The Tigers totaled 453 total yards, 25 first downs and ran for 190 yards against the same defense that shut down Florida State last week. Take away a sack for 18 yards and Clemson cracks the 200-yard rushing mark officially.

The offense endured a trying stretch after the first three drives. The next four possessions went lost fumble (Bryant), punt, punt, and an interception by Bryant on the first drive of the second half.

The sequence brought plenty of groans from fans who saw the offense sputter for three quarters against Boston College. In that game the offense came alive in the fourth quarter. In this one, it came alive in the first quarter before finding the going much tougher.

"We're still growing," Swinney said of his offense. "I don't think we're a finished, polished, fully mature offense by any stretch of the imagination. I think we're growing each week."

The Deacons' defensive front, particularly Duke Ejiofor, gave Clemson some fits and mucked up the pass protection. After going turnover-free in the smothering of Virginia Tech, Bryant increased his turnover total this season to five (4 interceptions, 1 fumble).

Wake Forest put up the two touchdowns, but the scores came in garbage time after Hunter Johnson found Cannon Smith for a 13-yard score to put Clemson up 28-0 with 11:48 left.

The Deacons totaled 336 yards, but 138 of that came on the last two drives. Quarterback Kendall Hinton, subbing for injured starter John Wolford, completed 14 of 30 passes and ran for 92 yards on 24 carries. Wake Forest punted seven times.

Bryant had some familiar pocket-presence issues but still completed 21 of 29 passes for 200 yards. Travis Etienne led the Tigers in rushing with 67 yards on 15 carries, including a 1-yard touchdown on third-and-goal that made it 21-0 (Bryant's final play).

Johnson came in after Zerrick Cooper and it could be the other way around next time, because Johnson looked more poised and crisp.

As for Bryant, he was in a walking boot after the game and he nor Swinney seemed terribly concerned.

"It did not appear to be too serious, but you never know how those things are going to heal," Swinney said.

Before their final two touchdowns, the Deacons had the ball in Clemson territory five times and had a big fat zero to show for it.
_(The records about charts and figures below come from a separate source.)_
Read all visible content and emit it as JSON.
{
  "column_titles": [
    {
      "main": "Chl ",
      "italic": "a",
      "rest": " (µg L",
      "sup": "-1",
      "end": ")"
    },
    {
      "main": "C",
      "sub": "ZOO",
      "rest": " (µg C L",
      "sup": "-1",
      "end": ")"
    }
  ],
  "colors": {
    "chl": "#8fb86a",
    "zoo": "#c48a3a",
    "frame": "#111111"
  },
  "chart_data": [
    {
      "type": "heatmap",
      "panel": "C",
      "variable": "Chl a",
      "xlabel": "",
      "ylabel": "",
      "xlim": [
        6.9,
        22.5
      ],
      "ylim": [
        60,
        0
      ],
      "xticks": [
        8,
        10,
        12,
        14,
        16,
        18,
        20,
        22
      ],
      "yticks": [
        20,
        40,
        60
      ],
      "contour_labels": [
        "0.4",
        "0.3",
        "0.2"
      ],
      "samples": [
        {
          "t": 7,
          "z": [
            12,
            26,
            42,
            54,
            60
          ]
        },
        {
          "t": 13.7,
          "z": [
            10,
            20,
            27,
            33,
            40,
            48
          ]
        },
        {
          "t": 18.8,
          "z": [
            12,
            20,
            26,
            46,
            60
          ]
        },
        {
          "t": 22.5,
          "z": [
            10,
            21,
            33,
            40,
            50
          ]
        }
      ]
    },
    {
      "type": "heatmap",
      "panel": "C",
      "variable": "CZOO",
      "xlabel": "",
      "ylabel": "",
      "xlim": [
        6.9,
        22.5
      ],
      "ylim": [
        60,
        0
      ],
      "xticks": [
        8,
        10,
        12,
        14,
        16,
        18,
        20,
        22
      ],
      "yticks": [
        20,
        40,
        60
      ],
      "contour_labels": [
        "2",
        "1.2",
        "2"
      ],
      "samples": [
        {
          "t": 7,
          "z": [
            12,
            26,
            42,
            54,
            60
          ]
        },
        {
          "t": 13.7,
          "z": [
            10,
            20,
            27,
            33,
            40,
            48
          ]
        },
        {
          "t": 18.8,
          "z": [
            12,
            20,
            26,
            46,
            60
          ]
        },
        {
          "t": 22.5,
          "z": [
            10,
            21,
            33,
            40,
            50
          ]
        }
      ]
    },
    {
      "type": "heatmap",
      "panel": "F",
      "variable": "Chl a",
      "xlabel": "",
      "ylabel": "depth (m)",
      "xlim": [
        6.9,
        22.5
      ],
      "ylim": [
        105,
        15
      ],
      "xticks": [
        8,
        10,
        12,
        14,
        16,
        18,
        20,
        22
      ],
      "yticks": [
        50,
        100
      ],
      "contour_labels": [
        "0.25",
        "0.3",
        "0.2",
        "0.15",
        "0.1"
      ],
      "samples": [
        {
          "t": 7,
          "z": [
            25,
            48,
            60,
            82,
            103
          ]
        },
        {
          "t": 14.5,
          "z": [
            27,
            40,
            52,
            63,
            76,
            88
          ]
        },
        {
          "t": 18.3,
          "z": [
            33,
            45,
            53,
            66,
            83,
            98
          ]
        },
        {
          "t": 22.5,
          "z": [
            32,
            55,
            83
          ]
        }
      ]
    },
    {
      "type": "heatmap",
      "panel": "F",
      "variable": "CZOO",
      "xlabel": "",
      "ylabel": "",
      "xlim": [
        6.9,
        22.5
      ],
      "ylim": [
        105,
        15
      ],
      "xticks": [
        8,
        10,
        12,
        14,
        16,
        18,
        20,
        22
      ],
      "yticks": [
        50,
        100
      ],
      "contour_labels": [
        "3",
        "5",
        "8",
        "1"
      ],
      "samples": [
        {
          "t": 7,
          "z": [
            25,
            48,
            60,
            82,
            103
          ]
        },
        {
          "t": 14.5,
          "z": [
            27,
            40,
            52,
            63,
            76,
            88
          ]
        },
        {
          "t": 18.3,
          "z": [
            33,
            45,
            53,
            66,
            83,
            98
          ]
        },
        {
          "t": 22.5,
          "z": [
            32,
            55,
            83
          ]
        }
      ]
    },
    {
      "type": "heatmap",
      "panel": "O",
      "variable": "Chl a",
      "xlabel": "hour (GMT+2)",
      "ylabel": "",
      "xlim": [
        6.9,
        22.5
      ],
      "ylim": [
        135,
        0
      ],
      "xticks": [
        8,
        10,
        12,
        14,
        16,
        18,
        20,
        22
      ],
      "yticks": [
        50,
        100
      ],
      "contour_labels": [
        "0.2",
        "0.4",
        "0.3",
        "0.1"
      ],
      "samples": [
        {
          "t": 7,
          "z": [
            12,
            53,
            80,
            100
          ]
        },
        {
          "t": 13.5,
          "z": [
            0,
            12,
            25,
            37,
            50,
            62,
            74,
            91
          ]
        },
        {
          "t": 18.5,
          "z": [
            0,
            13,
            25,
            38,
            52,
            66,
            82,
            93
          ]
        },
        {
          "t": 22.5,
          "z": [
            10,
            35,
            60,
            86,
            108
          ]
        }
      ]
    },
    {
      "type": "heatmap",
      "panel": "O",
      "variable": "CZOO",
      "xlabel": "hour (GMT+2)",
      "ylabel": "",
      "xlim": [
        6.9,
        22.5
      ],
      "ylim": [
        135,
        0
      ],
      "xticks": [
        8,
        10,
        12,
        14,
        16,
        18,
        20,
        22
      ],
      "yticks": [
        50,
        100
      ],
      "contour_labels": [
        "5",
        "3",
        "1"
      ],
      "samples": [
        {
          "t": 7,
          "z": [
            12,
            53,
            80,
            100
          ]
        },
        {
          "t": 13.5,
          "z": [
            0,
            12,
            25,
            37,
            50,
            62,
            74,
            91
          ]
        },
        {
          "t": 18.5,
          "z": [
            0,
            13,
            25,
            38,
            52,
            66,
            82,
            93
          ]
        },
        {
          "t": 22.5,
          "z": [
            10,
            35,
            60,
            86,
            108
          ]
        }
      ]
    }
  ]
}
That included a drive that reached the Tigers' 16-yard line (missed field goal) and 17-yard-line (turnover on downs).

So as long as this defense is terrorizing opponents' backfields, some issues on offense that would ordinarily be a big deal don't seem as momentous.

At least, not now.

"That was a tough team to get ready for," Swinney said. "I knew those guys would play us tough, and they did."

Words that were forgotten in the first quarter rang true in the end.